Sin embargo la sempiterna crisis económica, y su lentísima salida, ha sesgado en amplias capas sociales una brecha demasiado amplia para ser cerrada en unos pocos años. Prácticamente llevamos casi una década de estancamiento económico, y en lugar de ofrecer las instituciones públicas una imagen de solidez y eficacia, los responsables políticos han incrementado todavía más el amplio listado de problemas: corrupción sin freno, ausencia de transparencia en el manejo del dinero del contribuyente, lentitud en implementar políticas eficaces, sectarismo, lejanía de las aspiraciones ciudadanas, y así un largo etcétera que acaba confluyendo en un creciente sentimiento de frustración cívico.

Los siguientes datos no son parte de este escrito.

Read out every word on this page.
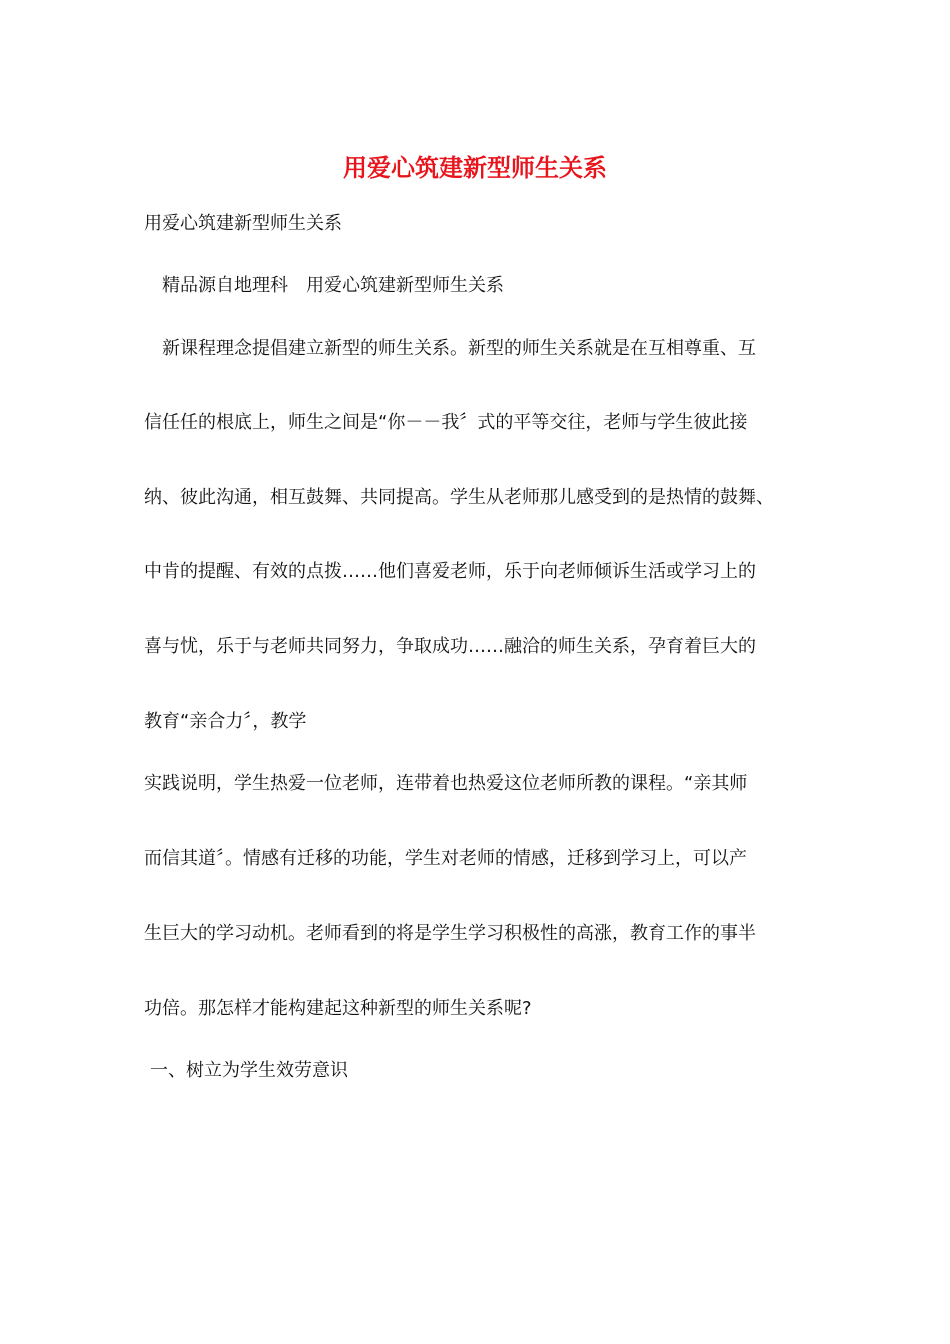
用爱心筑建新型师生关系

用爱心筑建新型师生关系

精品源自地理科　用爱心筑建新型师生关系

新课程理念提倡建立新型的师生关系。新型的师生关系就是在互相尊重、互

信任任的根底上，师生之间是“你－－我〞式的平等交往，老师与学生彼此接

纳、彼此沟通，相互鼓舞、共同提高。学生从老师那儿感受到的是热情的鼓舞、

中肯的提醒、有效的点拨……他们喜爱老师，乐于向老师倾诉生活或学习上的

喜与忧，乐于与老师共同努力，争取成功……融洽的师生关系，孕育着巨大的

教育“亲合力〞，教学

实践说明，学生热爱一位老师，连带着也热爱这位老师所教的课程。“亲其师

而信其道〞。情感有迁移的功能，学生对老师的情感，迁移到学习上，可以产

生巨大的学习动机。老师看到的将是学生学习积极性的高涨，教育工作的事半

功倍。那怎样才能构建起这种新型的师生关系呢?

一、树立为学生效劳意识
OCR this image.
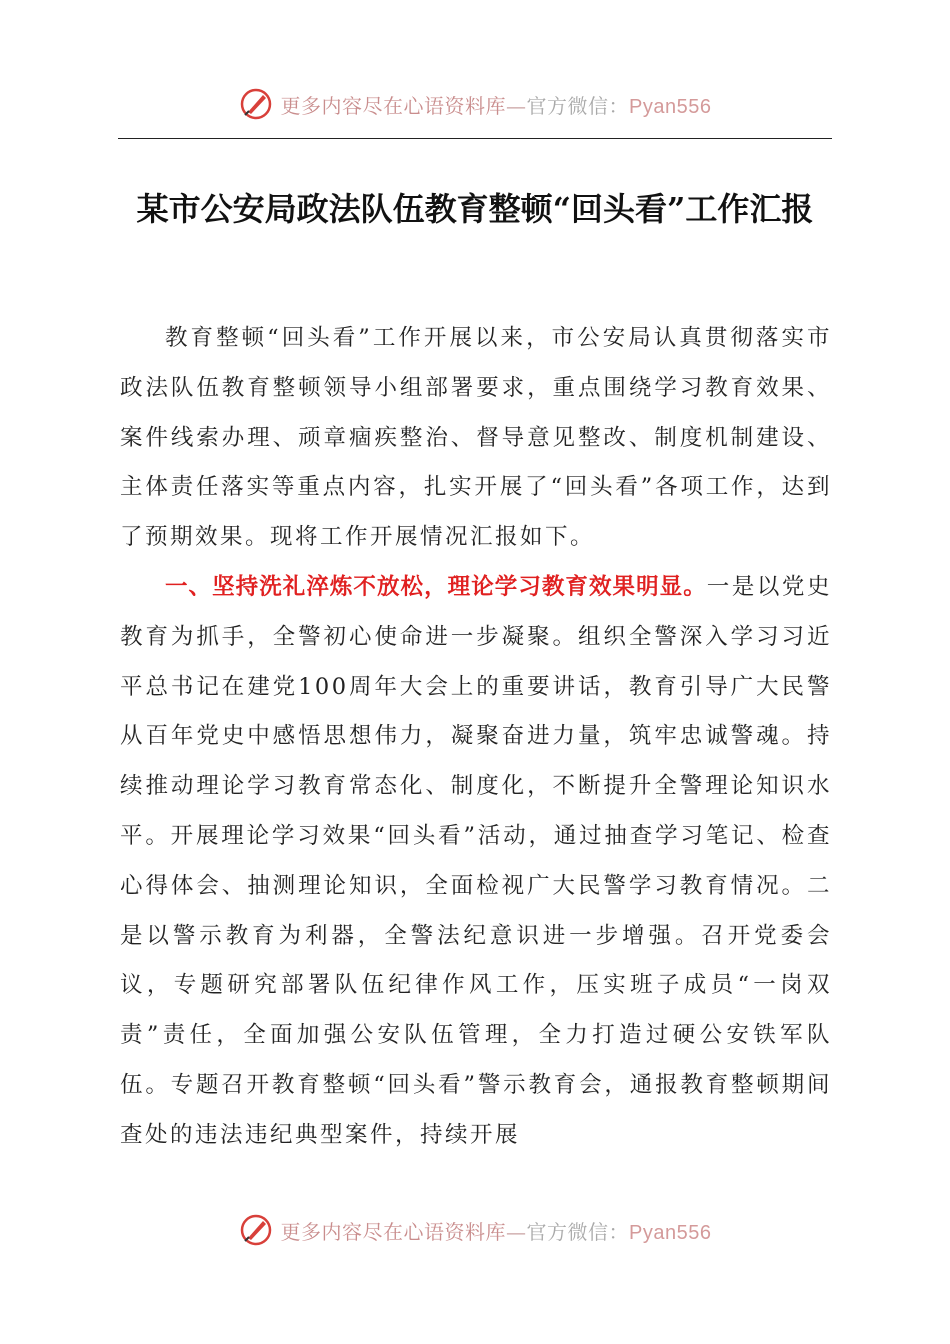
更多内容尽在心语资料库—官方微信：Pyan556
某市公安局政法队伍教育整顿“回头看”工作汇报

教育整顿“回头看”工作开展以来，市公安局认真贯彻落实市政法队伍教育整顿领导小组部署要求，重点围绕学习教育效果、案件线索办理、顽章痼疾整治、督导意见整改、制度机制建设、主体责任落实等重点内容，扎实开展了“回头看”各项工作，达到了预期效果。现将工作开展情况汇报如下。

一、坚持洗礼淬炼不放松，理论学习教育效果明显。一是以党史教育为抓手，全警初心使命进一步凝聚。组织全警深入学习习近平总书记在建党100周年大会上的重要讲话，教育引导广大民警从百年党史中感悟思想伟力，凝聚奋进力量，筑牢忠诚警魂。持续推动理论学习教育常态化、制度化，不断提升全警理论知识水平。开展理论学习效果“回头看”活动，通过抽查学习笔记、检查心得体会、抽测理论知识，全面检视广大民警学习教育情况。二是以警示教育为利器，全警法纪意识进一步增强。召开党委会议，专题研究部署队伍纪律作风工作，压实班子成员“一岗双责”责任，全面加强公安队伍管理，全力打造过硬公安铁军队伍。专题召开教育整顿“回头看”警示教育会，通报教育整顿期间查处的违法违纪典型案件，持续开展

更多内容尽在心语资料库—官方微信：Pyan556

Pero, esta frustración y el consiguiente desencanto no pueden enmascarar conductas que sencillamente quiebran los elementales normas de convivencia. A mi juicio se ha extendido una sensación de "si los políticos nos roban y se saltan la ley ¿por qué nosotros no?". Y de repente toda una amalgama de movimientos ocupan edificios privados, se adueñan de los espacios públicos, protagonizan actos vandálicos destrozando todo lo que se les pone por delante...y la culpa acaba recayendo sobre la Policía, por ‘provocar’, al tiempo que un cierto sentimiento de simpatía se vislumbra en algunos sectores opinión al considerar el uso de la violencia de estos grupúsculos derivados del ‘cabreo de la gente’. ¿Perdón?, yo también me cabreo y no la emprendo a palos con el mobiliario urbano de mi barrio, o metiéndome en una vivienda que no es la mía.

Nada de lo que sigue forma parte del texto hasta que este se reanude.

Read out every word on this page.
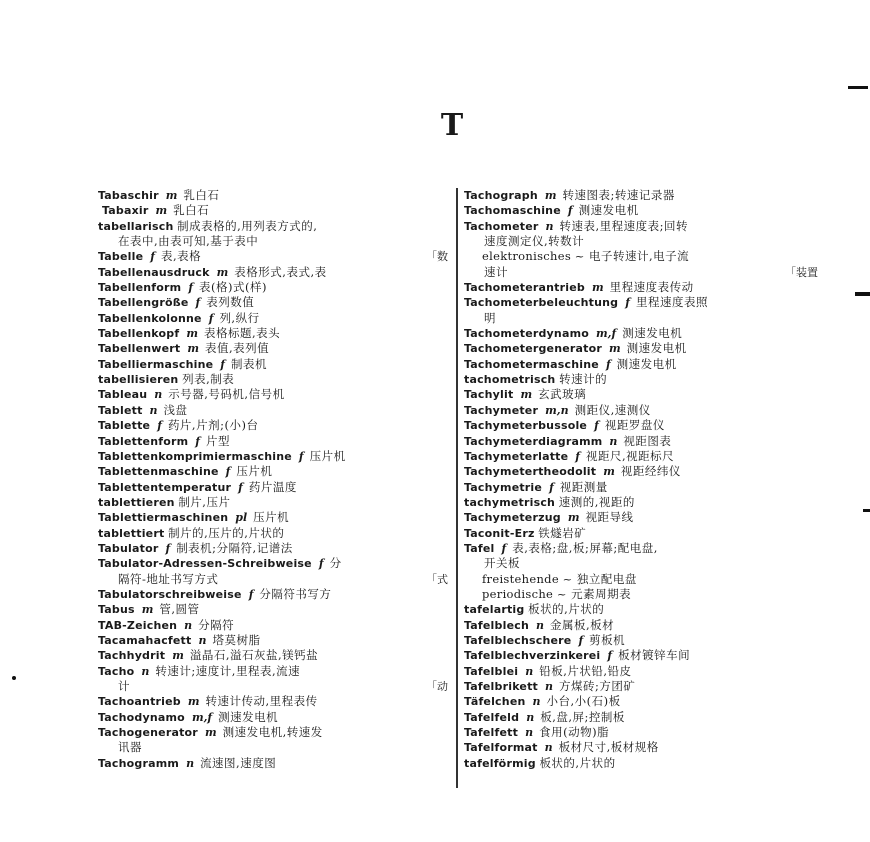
T
Tabaschir m 乳白石
Tabaxir m 乳白石
tabellarisch 制成表格的,用列表方式的,
在表中,由表可知,基于表中
Tabelle f 表,表格	「数
Tabellenausdruck m 表格形式,表式,表
Tabellenform f 表(格)式(样)
Tabellengröße f 表列数值
Tabellenkolonne f 列,纵行
Tabellenkopf m 表格标题,表头
Tabellenwert m 表值,表列值
Tabelliermaschine f 制表机
tabellisieren 列表,制表
Tableau n 示号器,号码机,信号机
Tablett n 浅盘
Tablette f 药片,片剂;(小)台
Tablettenform f 片型
Tablettenkomprimiermaschine f 压片机
Tablettenmaschine f 压片机
Tablettentemperatur f 药片温度
tablettieren 制片,压片
Tablettiermaschinen pl 压片机
tablettiert 制片的,压片的,片状的
Tabulator f 制表机;分隔符,记谱法
Tabulator-Adressen-Schreibweise f 分
隔符-地址书写方式	「式
Tabulatorschreibweise f 分隔符书写方
Tabus m 管,圆管
TAB-Zeichen n 分隔符
Tacamahacfett n 塔莫树脂
Tachhydrit m 溢晶石,溢石灰盐,镁钙盐
Tacho n 转速计;速度计,里程表,流速
计	「动
Tachoantrieb m 转速计传动,里程表传
Tachodynamo m,f 测速发电机
Tachogenerator m 测速发电机,转速发
讯器
Tachogramm n 流速图,速度图
Tachograph m 转速图表;转速记录器
Tachomaschine f 测速发电机
Tachometer n 转速表,里程速度表;回转
速度测定仪,转数计
elektronisches ~ 电子转速计,电子流
速计	「装置
Tachometerantrieb m 里程速度表传动
Tachometerbeleuchtung f 里程速度表照
明
Tachometerdynamo m,f 测速发电机
Tachometergenerator m 测速发电机
Tachometermaschine f 测速发电机
tachometrisch 转速计的
Tachylit m 玄武玻璃
Tachymeter m,n 测距仪,速测仪
Tachymeterbussole f 视距罗盘仪
Tachymeterdiagramm n 视距图表
Tachymeterlatte f 视距尺,视距标尺
Tachymetertheodolit m 视距经纬仪
Tachymetrie f 视距测量
tachymetrisch 速测的,视距的
Tachymeterzug m 视距导线
Taconit-Erz 铁燧岩矿
Tafel f 表,表格;盘,板;屏幕;配电盘,
开关板
freistehende ~ 独立配电盘
periodische ~ 元素周期表
tafelartig 板状的,片状的
Tafelblech n 金属板,板材
Tafelblechschere f 剪板机
Tafelblechverzinkerei f 板材镀锌车间
Tafelblei n 铅板,片状铅,铅皮
Tafelbrikett n 方煤砖;方团矿
Täfelchen n 小台,小(石)板
Tafelfeld n 板,盘,屏;控制板
Tafelfett n 食用(动物)脂
Tafelformat n 板材尺寸,板材规格
tafelförmig 板状的,片状的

Ante las dificultades se requiere fortaleza, circunstancia que no debe confundirse con ‘mano dura’. Sencillamente estoy defendiendo que la sociedad occidental no puede permitirse el lujo de permanecer aletargada mientras extremismos políticos por un lado, y terrorismo islámico por otro, se van colando por las rendijas de nuestras democracias, socavando los cimientos de los valores de libertad, pluralismo y tolerancia.

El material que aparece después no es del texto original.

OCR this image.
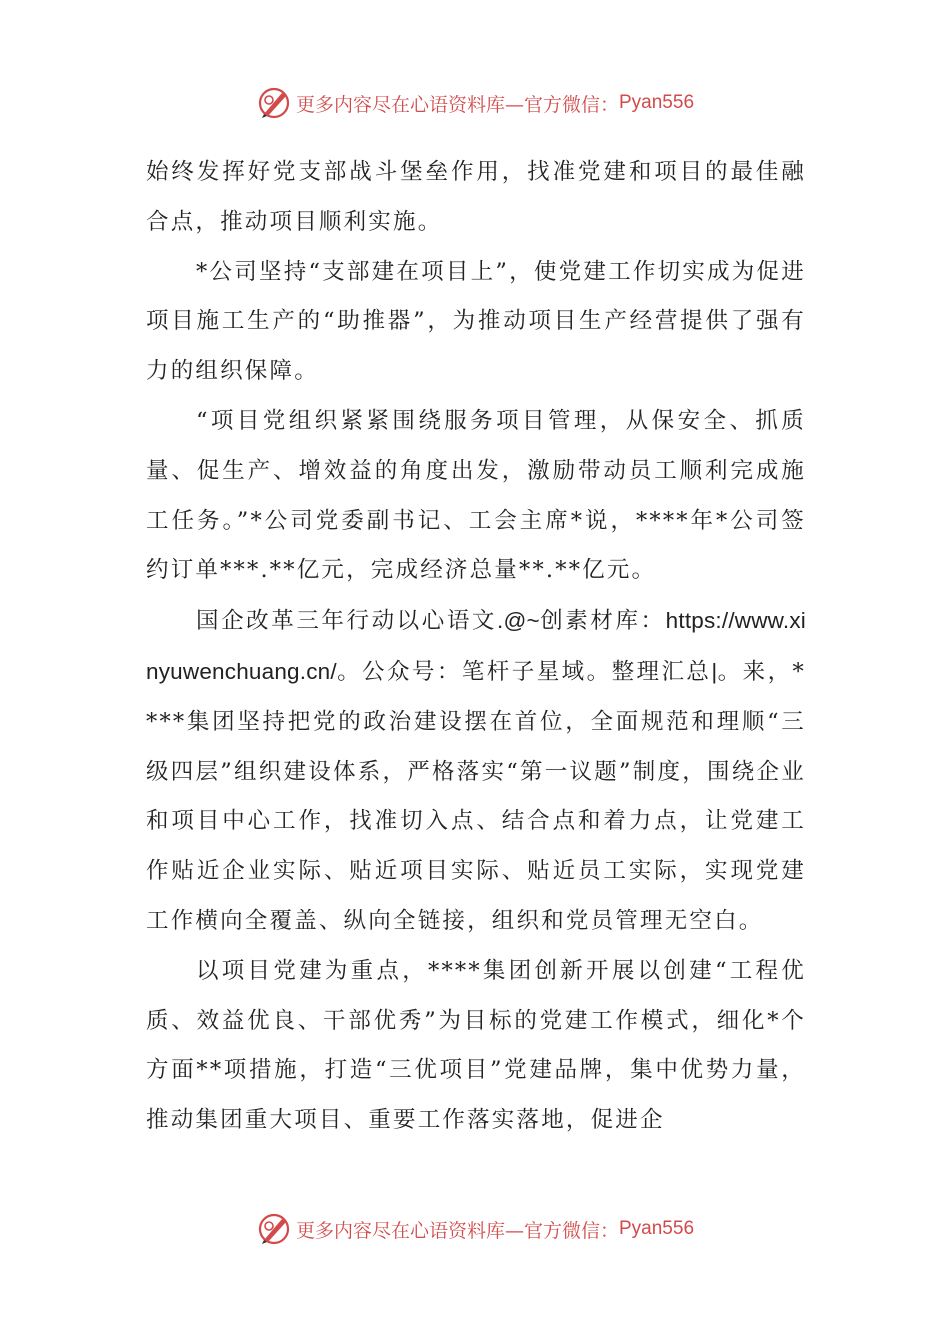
更多内容尽在心语资料库—官方微信： Pyan556

始终发挥好党支部战斗堡垒作用，找准党建和项目的最佳融合点，推动项目顺利实施。

*公司坚持“支部建在项目上”，使党建工作切实成为促进项目施工生产的“助推器”，为推动项目生产经营提供了强有力的组织保障。

“项目党组织紧紧围绕服务项目管理，从保安全、抓质量、促生产、增效益的角度出发，激励带动员工顺利完成施工任务。”*公司党委副书记、工会主席*说，****年*公司签约订单***.**亿元，完成经济总量**.**亿元。

国企改革三年行动以心语文.@~创素材库：https://www.xinyuwenchuang.cn/。公众号：笔杆子星域。整理汇总|。来，****集团坚持把党的政治建设摆在首位，全面规范和理顺“三级四层”组织建设体系，严格落实“第一议题”制度，围绕企业和项目中心工作，找准切入点、结合点和着力点，让党建工作贴近企业实际、贴近项目实际、贴近员工实际，实现党建工作横向全覆盖、纵向全链接，组织和党员管理无空白。

以项目党建为重点，****集团创新开展以创建“工程优质、效益优良、干部优秀”为目标的党建工作模式，细化*个方面**项措施，打造“三优项目”党建品牌，集中优势力量，推动集团重大项目、重要工作落实落地，促进企

更多内容尽在心语资料库—官方微信： Pyan556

Nuestro país es un perfecto reflejo de esta debilidad a la que aludo; se publicita un cartel en el que se exhibe a la Virgen de los Desamparados y a la de Monserrat enfrascadas en un beso en la boca, se supone que como símbolo de libertad Afectiva. Perfecto: animo a los responsables de la campaña a publicar el mismo cartel, y con idéntico sentido, usando al Profeta Mahoma y a su yerno Alí enfrascados en un amoroso ósculo, ¿se atreverían? Aventuro la respuesta: contra la Iglesia Católica todo vale, pero contra los radicales religiosos que arrojan homosexuales por las azoteas (terribles vídeos) y perpetran ataques terroristas en nuestras capitales, y a la mujer la borran del mapa... ni mú. Nada de nada. No sea que caiga el sambenito de ser declarados "intolerantes".
Por ello, defino la época histórica que protagonizamos como débil, y nosotros ciudadanos estamos siendo más que débiles: estamos siendo cobardes. Y si no reaccionamos a tiempo, nuestra sistema de libertades será la víctima. Y todos nosotros, en parte, responsables.